Now, let's calculate the concentration of OH- ions produced by the reaction between KOH and HF. Since the stoichiometric ratio is 1:1, the concentration of OH- ions is equal to the concentration of KOH that reacts:
concentration of OH- ions = moles of KOH that react / volume of solution
= 0.010 mol / 0.200 L
= 0.050 mol/L
Now, let's calculate the pOH:
pOH = -log10(concentration of OH- ions)
= -log10(0.050 mol/L)
= 1.30
Finally, let's convert pOH to pH using the relation:
pH + pOH = 14
pH = 14 - pOH
= 14 - 1.30
= 12.70
Therefore, the pH of the solution after the addition of 100.0 mL of KOH is approximately 12.70.
millimoles HF = mL x M = 100 mL x 0.2M = ??

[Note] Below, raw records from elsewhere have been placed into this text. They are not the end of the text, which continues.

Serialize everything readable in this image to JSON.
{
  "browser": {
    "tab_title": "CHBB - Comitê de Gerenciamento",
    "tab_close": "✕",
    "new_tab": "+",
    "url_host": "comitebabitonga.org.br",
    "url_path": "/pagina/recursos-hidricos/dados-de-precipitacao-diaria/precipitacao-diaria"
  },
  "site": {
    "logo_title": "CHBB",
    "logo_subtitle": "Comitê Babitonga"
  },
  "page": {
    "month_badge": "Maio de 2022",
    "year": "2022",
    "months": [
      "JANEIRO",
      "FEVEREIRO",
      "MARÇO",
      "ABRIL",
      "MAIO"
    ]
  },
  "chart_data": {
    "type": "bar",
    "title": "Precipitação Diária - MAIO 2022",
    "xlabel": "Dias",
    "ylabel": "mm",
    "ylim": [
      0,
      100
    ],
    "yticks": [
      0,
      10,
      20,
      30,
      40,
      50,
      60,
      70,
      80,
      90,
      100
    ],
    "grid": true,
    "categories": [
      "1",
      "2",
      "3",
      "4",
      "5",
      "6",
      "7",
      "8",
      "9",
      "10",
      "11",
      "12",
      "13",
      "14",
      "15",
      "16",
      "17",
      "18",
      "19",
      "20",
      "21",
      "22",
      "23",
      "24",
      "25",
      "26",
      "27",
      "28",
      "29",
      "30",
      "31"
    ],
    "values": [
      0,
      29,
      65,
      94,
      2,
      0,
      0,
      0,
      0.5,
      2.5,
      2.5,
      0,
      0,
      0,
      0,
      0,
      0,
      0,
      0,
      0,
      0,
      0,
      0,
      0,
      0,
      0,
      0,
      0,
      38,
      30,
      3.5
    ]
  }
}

mmoles KOH = 100 mL x 0.1M = ??
................HF + KOH ==> KF + H2O
initial........20....0.......0......0
add..................10..............
change........-10.....-10.....+10...-10
equil.........10......0........10....10
Equilibrium concns are as follows:
M = mmoles/mL
(HF) = 10/200 = ??
(KF) = 10/200
Plug into the Henderson-Hasselbalch equation and solve for pH.
OR, you can do it another way after working a number of these problems by recognizing that we are exactly half-way to the equivalence point. At that point, pH = pKa.